Para barrar a interferência política nas decisões das agências reguladoras e o processo de controle de sua gestão pelo partido que esteja no governo – o que vêm assustando os investidores e retardando muitos projetos empresariais –, a Federação das Indústrias do Estado de São Paulo (Fiesp) já tem pronto o texto de um projeto de lei para ser encaminhado ao Congresso. Pretende entregar o documento em novembro, quando, conhecidos os resultados do segundo turno das eleições, “os parlamentares estarão voltando efetivamente ao trabalho”, como disse o vice-presidente-executivo da entidade, o ex-ministro do Planejamento Martus Tavares, em entrevista à colunista do Estado Sonia Racy.
A incerteza que o atual governo gerou com relação à atuação e ao papel das agências reguladoras é fonte de grande preocupação, por exemplo, entre empresários e executivos da área de telecomunicações, como ficou claro na semana passada durante a realização da Futurecom, em Florianópolis. São grandes as perspectivas de investimentos em novas tecnologias nessa área, mas a falta de definições claras para a ação da Agência Nacional de Telecomunicações (Anatel), a indicação de conselheiros de acordo com critérios político-partidários e não técnicos, como deveriam ser, e a insistência com que o Ministério das Comunicações tenta interferir em suas decisões paralisam os projetos das empresas.
Além dessa tentativa de ingerência direta nas decisões, o governo procura cercear o trabalho das agências asfixiando-as financeiramente. Libera apenas uma parte dos recursos a que elas têm direito, o que resulta em inoperância, como denunciou durante a Futurecom o conselheiro da Anatel Luiz Alberto da Silva. Falta dinheiro para a contratação de consultorias necessárias para assessorar a agência em grandes decisões, a participação de seu corpo técnico em reuniões internacionais é reduzida e até a fiscalização é afetada.
O caso da Anatel é o que, nos últimos tempos, mais tem gerado preocupações no meio empresarial, mas ela não é a única agência que passa por dificuldades desse tipo. Com maior ou menor gravidade do que o caso da Anatel, outras agências também enfrentam problemas por causa da intenção do governo Lula de transformá-las em mera extensão dos Ministérios das áreas em que atuam.
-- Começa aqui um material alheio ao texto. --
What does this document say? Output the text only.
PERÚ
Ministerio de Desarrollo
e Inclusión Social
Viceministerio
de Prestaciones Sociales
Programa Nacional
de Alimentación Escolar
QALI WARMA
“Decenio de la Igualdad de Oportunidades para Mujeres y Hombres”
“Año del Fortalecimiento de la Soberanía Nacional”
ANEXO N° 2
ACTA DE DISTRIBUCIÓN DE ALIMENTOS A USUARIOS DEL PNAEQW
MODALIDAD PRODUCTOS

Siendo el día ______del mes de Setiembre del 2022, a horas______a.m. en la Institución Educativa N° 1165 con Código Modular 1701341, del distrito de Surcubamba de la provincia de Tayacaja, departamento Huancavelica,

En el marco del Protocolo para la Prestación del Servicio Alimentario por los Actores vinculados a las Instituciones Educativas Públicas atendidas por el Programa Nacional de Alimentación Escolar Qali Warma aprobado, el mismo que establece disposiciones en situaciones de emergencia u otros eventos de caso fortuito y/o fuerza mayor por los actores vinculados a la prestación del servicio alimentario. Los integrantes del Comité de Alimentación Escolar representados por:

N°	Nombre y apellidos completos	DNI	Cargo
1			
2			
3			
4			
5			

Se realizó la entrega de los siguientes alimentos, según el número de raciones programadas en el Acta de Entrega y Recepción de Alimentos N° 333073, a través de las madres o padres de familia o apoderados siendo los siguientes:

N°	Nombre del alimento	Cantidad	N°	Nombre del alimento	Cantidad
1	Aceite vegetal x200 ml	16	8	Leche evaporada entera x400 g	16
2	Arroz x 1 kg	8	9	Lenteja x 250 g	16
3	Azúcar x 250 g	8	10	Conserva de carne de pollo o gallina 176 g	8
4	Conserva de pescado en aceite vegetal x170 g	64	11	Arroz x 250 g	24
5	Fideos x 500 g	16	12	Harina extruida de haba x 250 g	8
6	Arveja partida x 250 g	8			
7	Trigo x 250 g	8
“Nossa preocupação é que as agências funcionem como órgãos do Estado, não de governo”, disse Tavares há alguns dias à repórter do Estado Lu Aiko Otta, ao explicar os objetivos e as linhas gerais do projeto da Fiesp. “O diretor da agência é um servidor do Estado, não do governo. Sua atuação não pode ser pautada por questões partidárias ou ideológicas.”
Este é o princípio no qual se baseou o governo Fernando Henrique para criar as agências, e que deve ser firmemente seguido para lhes garantir as condições indispensáveis para desempenhar seu papel, que é o de assegurar o cumprimento das obrigações assumidas pelo governo e por empresas privadas, inclusive com relação a metas de atendimento, qualidade dos serviços e tarifas adequadas. Só assim, o investidor particular se sentirá seguro para aplicar em projetos de longa duração, e o usuário, protegido.
Quando o governo intervém nas agências, o investidor se retrai, observou Tavares. Recentemente, o economista Gesner Oliveira estimou em US$ 10 bilhões os investimentos em infra-estrutura que deixam de ser feitos anualmente no Brasil por causa da fragilidade das regras e do enfraquecimento das agências reguladoras.
É exatamente esse quadro que, com seu projeto, a Fiesp quer modificar. O texto garante total autonomia das agências em relação aos Ministérios – a estes cabe a definição da política, mas a normatização e a fiscalização são tarefas das agências –, impede o bloqueio das verbas típicas das agências, cujas finanças serão previamente auditadas, e exige que seus dirigentes sejam pessoas com conhecimento técnico da área e tenham seus nomes submetidos a consulta pública por 30 dias, antes de sua aprovação.
Desde 2004 se discute um projeto, de iniciativa do Executivo, sobre o assunto. É um texto polêmico, que já recebeu mais de uma centena de emendas, mas continua insatisfatório. Com seu projeto, a Fiesp pretende substituir o que tramita com lentidão no Congresso.